Он вышел с готовым букетом, но у Марата уже не было сил забрать его. Он сидел за рулем, сам весь на взводе. Он не был виноват ни в чем и сам не узнавал себя. Букет для матери так и остался невостребованным. И ехать к ней сейчас не было никакого желания, потому что Фаина… Фаина, которую он бросил семь лет назад и которая семь лет назад его бросила, отшвырнула, как использованную вещь, была тут, рядом, близко на пассажирском сиденье.
Неужели она до такой степени напоминала ему мать? Была на нее так похожа? Нет, вовсе нет. Тут что-то совсем другое.
– Ты ведьма, Фаина, – сказал он ей, когда они мчались в Москву.
Подруга – та дылда, девица с вытянувшейся от огорчения физиономией – осталась где-то там, далеко. Букет для матери тоже. Раненый и так и не убитый кабан рыскал тоже вдали от Москвы по заповедному Евпатьевскому лесу. И о нем тоже следовало на время забыть.
– Ты настоящая ведьма, – повторил Марат с неподдельным восхищением. – Ну, как ты жила все это время? Рассказывай.
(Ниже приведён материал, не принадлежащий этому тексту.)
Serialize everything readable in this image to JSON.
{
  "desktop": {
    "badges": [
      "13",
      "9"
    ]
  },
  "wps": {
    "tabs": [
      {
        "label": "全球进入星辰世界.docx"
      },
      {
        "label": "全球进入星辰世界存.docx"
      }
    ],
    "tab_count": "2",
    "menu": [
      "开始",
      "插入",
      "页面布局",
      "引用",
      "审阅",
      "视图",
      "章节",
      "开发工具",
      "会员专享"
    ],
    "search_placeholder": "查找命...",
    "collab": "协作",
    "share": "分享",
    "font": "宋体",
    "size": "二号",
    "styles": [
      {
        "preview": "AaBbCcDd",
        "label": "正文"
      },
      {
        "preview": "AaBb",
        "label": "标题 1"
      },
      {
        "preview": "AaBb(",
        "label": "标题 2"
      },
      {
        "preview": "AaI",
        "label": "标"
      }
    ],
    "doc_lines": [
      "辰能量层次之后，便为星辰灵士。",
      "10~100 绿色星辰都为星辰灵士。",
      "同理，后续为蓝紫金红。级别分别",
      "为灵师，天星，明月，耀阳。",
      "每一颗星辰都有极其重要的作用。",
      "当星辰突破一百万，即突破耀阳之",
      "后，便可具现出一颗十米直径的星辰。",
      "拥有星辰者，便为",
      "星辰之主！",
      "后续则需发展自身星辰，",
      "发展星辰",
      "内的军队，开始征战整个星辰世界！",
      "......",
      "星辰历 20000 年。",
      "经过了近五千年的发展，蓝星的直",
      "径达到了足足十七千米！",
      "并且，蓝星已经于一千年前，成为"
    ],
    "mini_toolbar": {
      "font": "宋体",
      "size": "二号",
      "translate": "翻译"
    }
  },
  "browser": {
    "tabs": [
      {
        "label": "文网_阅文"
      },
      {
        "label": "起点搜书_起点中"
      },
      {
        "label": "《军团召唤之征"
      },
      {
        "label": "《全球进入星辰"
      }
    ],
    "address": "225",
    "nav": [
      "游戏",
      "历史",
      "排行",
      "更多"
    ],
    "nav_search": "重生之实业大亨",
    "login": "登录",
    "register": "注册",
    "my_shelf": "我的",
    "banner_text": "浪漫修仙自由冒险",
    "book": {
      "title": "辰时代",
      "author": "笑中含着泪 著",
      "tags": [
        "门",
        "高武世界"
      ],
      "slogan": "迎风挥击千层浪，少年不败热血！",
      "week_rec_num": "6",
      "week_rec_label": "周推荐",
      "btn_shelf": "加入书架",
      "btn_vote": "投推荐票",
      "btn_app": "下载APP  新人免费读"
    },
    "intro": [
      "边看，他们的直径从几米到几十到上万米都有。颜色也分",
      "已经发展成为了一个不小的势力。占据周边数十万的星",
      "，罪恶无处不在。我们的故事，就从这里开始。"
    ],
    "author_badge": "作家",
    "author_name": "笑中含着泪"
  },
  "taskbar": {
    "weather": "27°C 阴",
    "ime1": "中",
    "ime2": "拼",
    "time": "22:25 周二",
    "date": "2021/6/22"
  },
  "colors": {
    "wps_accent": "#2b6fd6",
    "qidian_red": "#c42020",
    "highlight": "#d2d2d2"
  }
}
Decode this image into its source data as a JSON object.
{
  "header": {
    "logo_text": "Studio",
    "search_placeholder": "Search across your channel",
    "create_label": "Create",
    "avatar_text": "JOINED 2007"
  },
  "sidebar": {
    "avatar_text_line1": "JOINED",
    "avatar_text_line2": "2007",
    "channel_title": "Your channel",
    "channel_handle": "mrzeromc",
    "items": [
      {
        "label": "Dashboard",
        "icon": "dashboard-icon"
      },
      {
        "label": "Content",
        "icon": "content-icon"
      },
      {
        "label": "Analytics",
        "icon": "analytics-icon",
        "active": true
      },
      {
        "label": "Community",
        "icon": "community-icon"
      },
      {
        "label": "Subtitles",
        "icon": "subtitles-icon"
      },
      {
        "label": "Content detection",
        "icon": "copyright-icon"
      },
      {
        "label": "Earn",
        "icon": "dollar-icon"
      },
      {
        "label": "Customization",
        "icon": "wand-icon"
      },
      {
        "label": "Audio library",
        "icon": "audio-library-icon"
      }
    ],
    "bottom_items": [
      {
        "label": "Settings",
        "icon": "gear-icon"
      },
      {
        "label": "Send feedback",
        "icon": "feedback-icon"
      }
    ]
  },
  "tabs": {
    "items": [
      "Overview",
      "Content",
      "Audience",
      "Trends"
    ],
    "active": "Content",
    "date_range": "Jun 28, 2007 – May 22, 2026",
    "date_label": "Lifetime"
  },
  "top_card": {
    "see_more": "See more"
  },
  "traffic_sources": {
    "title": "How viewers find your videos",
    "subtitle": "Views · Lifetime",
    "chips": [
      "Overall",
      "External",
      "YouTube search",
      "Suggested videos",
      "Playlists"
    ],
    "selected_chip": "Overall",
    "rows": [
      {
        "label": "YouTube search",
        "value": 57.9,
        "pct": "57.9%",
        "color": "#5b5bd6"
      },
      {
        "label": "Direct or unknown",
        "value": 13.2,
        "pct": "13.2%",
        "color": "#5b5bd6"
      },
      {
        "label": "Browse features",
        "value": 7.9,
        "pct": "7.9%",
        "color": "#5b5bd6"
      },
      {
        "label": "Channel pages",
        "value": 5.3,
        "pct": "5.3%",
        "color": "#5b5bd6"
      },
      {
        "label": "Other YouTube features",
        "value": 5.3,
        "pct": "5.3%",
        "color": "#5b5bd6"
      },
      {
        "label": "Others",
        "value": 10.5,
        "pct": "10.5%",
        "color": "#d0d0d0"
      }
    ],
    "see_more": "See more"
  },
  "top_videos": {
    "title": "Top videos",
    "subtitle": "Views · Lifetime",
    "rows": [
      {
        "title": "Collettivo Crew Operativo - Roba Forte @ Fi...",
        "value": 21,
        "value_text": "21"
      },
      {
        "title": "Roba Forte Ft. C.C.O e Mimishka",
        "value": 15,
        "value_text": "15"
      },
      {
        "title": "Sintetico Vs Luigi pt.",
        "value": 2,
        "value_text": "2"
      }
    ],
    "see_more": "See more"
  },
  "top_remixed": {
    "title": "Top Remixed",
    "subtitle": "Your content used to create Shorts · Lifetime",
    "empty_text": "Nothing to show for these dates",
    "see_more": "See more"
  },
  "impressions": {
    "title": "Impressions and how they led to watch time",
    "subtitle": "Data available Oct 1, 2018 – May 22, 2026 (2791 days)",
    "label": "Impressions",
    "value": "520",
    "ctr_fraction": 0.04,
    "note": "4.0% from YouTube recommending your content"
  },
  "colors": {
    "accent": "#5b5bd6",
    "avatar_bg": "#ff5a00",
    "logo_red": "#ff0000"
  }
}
– Нечего рассказывать, радость моя, – Фаина улыбалась.
– Как – совсем?
– Ну, может, потом, когда выпьем в баре.
Он выбрал модный гламурный бар на набережной Тараса Шевченко. Выбрал не без задней мысли – стены бара с момента открытия украшали фотографии самых красивых женщин столичной тусовки. Фото Фаины Пеговой – в полный рост, в винтажном платье сороковых годов, стилизованной под Вивьен Ли, – украшало стену над черным кожаным диваном, на котором они и устроились в ожидании коктейля.
– Водку, джин?
– Водку с тоником и льда побольше. Жарко. – Фаина вытянула ноги и оперлась рукой о диванный валик. На ней был атласный топ и короткая юбка. Марат не отводил глаз от ее стройных ног, от глубокого декольте. Когда они жили вместе, она порой не носила нижнего белья. Тогда все тащились от Шарон Стоун в «Основном инстинкте» и брали на вооружение все ее тамошние приколы. Господи, сколько же лет прошло… И они постарели, потеряли столько времени, растратив его даром…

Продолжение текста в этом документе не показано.